Run the above script.
python3 train_model.py
Output:
Epoch [2/10], Loss: 0.6822
Epoch [4/10], Loss: 0.6763
Epoch [6/10], Loss: 0.6745
Epoch [8/10], Loss: 0.6731
Epoch [10/10], Loss: 0.6718
Model weights saved to 'model_weights.pth'
Step 4: Create a Flask API for Model Inference
Now, create a app.py to loads the same PyTorch model architecture defined earlier, loads the trained model’s weights and creates an endpoint for inference.
nano app.py
Add the following code:
import torch
import torch.nn as nn
import numpy as np
from flask import Flask, request, jsonify
app = Flask(__name__)
###############################################
# 1. Define the EXACT SAME PyTorch architecture
###############################################
class SimpleModel(nn.Module):
def __init__(self):
super(SimpleModel, self).__init__()
# Must match your training script's layers:
self.fc1 = nn.Linear(4, 64)
self.fc2 = nn.Linear(64, 64)
self.fc3 = nn.Linear(64, 1) # Single output (e.g. for binary classification)
def forward(self, x):
x = torch.relu(self.fc1(x))
x = torch.relu(self.fc2(x))
x = torch.sigmoid(self.fc3(x))
return x
###########################################################
# 2. Load the PyTorch model state dict (must match architecture)
###########################################################
pytorch_model = SimpleModel()
pytorch_model.load_state_dict(torch.load("model_weights.pth"))
pytorch_model.eval()
###########################################################
# 3. Flask endpoint for PyTorch inference
###########################################################
@app.route("/predict", methods=["POST"])
def predict():
data = request.get_json()
# Convert input to a numpy array of shape [1, 4] since the model expects 4 features
input_data = np.array(data["input"]).reshape(1, 4)
# PyTorch inference
tensor_input = torch.tensor(input_data, dtype=torch.float32)
pytorch_output = pytorch_model(tensor_input).detach().numpy().tolist()
return jsonify({
"pytorch": pytorch_output
})
if __name__ == "__main__":
app.run(host="0.0.0.0", port=5000, debug=True)
This code uses PyTorch, NumPy, and Flask to define a simple neural network model, load pre-trained weights, and serve predictions through a /predict endpoint.
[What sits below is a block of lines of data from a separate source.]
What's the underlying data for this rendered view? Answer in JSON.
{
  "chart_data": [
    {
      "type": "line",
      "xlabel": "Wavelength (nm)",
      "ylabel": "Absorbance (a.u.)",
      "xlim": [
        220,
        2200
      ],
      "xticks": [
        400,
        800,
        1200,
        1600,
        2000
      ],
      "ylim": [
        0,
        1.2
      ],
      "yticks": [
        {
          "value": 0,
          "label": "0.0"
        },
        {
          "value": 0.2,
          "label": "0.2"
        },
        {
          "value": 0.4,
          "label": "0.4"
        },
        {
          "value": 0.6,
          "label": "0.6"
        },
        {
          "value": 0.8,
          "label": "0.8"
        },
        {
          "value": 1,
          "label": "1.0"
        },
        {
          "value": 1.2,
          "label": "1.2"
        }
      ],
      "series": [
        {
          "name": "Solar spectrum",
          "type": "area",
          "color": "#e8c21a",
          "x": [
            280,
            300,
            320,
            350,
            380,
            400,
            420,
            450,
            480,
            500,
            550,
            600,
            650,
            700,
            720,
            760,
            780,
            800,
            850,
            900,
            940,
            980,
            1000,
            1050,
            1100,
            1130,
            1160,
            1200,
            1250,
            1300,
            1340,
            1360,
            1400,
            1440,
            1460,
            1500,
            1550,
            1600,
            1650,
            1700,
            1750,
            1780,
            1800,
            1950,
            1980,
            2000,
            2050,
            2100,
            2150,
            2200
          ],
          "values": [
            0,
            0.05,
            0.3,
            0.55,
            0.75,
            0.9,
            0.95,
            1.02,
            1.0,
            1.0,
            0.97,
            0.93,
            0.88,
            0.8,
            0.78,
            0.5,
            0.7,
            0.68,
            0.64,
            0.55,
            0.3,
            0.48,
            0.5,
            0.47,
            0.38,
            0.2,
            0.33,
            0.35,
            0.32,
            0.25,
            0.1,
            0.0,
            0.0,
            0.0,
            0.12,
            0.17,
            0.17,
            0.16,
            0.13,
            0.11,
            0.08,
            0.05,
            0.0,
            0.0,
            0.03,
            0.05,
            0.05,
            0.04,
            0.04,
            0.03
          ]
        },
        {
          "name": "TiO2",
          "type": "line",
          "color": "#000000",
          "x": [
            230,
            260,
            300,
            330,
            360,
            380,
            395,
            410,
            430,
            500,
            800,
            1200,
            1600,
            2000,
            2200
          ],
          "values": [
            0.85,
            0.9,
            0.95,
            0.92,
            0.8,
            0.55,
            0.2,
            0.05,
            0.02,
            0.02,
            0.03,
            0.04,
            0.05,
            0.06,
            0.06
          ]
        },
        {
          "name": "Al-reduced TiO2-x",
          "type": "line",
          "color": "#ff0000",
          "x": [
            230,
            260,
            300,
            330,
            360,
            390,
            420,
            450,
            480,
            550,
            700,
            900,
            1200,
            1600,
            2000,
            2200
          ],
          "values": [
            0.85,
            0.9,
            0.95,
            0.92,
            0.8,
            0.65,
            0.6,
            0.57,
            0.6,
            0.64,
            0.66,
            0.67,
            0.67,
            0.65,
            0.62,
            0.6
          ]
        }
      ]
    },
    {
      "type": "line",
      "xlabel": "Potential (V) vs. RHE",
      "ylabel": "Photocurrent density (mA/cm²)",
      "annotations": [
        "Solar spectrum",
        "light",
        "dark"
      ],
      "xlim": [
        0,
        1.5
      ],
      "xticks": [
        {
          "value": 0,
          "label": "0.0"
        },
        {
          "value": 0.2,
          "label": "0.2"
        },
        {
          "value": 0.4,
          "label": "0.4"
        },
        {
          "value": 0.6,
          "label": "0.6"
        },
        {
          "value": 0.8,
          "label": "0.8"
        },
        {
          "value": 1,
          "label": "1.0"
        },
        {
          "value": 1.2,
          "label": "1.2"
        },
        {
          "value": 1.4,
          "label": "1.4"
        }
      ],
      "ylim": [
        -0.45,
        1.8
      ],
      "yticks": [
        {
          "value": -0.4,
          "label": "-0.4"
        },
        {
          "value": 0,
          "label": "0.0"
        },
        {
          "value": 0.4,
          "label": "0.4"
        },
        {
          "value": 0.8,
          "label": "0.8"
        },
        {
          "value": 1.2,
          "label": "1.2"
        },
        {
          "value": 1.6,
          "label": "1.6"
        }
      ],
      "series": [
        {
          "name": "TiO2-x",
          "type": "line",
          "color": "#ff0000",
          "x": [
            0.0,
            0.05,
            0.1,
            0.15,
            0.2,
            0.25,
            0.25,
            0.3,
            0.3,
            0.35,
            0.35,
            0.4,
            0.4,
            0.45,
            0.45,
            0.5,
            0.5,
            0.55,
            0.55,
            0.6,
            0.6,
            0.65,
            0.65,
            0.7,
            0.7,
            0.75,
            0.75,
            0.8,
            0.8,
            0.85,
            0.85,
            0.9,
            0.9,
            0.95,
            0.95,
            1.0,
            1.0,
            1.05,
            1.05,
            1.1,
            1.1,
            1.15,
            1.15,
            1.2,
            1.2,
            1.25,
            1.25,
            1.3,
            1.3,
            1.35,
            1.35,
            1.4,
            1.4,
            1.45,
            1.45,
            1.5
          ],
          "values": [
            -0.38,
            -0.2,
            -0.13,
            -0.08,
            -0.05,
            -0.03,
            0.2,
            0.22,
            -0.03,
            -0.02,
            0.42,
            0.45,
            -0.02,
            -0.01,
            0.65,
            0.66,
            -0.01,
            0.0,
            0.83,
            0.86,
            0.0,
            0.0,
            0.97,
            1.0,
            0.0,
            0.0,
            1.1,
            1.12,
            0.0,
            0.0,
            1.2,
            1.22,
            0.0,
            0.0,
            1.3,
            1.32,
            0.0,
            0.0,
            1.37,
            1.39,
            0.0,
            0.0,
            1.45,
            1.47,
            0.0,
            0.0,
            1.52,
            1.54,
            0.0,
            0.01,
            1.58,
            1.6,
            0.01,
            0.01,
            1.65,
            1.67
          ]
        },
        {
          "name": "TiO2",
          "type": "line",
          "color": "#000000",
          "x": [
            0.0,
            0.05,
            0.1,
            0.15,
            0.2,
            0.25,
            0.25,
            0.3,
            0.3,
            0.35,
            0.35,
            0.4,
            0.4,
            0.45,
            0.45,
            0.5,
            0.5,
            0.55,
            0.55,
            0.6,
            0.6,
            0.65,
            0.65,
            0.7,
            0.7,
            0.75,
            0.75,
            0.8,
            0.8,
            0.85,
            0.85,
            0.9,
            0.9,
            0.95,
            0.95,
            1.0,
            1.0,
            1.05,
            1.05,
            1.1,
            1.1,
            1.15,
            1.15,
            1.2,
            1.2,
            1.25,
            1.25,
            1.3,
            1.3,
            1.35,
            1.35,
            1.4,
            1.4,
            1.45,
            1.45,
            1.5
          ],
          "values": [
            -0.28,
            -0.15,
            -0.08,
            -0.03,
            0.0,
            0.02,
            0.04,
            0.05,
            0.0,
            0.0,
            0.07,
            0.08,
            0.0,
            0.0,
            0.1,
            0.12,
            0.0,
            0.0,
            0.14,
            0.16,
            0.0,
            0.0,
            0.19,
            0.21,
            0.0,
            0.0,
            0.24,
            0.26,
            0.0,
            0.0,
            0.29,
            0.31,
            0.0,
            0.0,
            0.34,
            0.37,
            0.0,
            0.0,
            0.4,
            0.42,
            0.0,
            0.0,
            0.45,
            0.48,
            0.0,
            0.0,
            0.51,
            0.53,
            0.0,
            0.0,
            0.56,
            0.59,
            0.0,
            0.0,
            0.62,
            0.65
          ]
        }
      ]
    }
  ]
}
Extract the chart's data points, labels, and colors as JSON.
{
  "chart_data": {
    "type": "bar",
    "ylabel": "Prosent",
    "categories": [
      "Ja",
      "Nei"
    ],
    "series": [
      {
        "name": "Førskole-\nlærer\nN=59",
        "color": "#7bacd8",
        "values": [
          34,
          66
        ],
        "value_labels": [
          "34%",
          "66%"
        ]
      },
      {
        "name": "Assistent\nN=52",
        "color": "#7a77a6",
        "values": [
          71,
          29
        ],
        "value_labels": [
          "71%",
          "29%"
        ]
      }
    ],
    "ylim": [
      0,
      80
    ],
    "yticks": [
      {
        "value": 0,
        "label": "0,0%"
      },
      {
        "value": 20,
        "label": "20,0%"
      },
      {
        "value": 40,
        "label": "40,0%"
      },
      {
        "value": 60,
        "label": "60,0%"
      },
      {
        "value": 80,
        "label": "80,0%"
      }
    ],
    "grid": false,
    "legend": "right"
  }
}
The endpoint accepts JSON input, converts it to a PyTorch tensor, runs inference, and returns the model’s output as JSON.
Step 5: Run the Flask App
Now, run your Flask app with the following command:
python3 app.py
You will see the following output:
* Serving Flask app 'app'
* Debug mode: on
WARNING: This is a development server. Do not use it in a production deployment. Use a production WSGI server instead.
* Running on all addresses (0.0.0.0)
* Running on http://127.0.0.1:5000
* Running on http://your-server-ip:5000
Press CTRL+C to quit
* Restarting with stat
* Debugger is active!
* Debugger PIN: 125-332-575
Step 6: Test the Flask Application
Your Flask app is started and running on port 5000. Now, open another terminal and test the API using the curl command:
curl -X POST -H "Content-Type: application/json" -d '{"input":[0.1, 0.2, 0.3, 0.4]}' http://localhost:5000/predict
You should receive a JSON response similar to:
{
"pytorch": [
[
0.49628227949142456
]
]
}
This value represents the model’s prediction for a binary classification probability (between 0.0 and 1.0).
Conclusion
You have successfully set up a GPU-enabled Ubuntu server, trained a simple PyTorch model on dummy data, and created a Flask API to serve predictions. This foundational framework can be adapted to more complex architectures or real-world datasets by integrating additional data pipelines and container orchestration tools.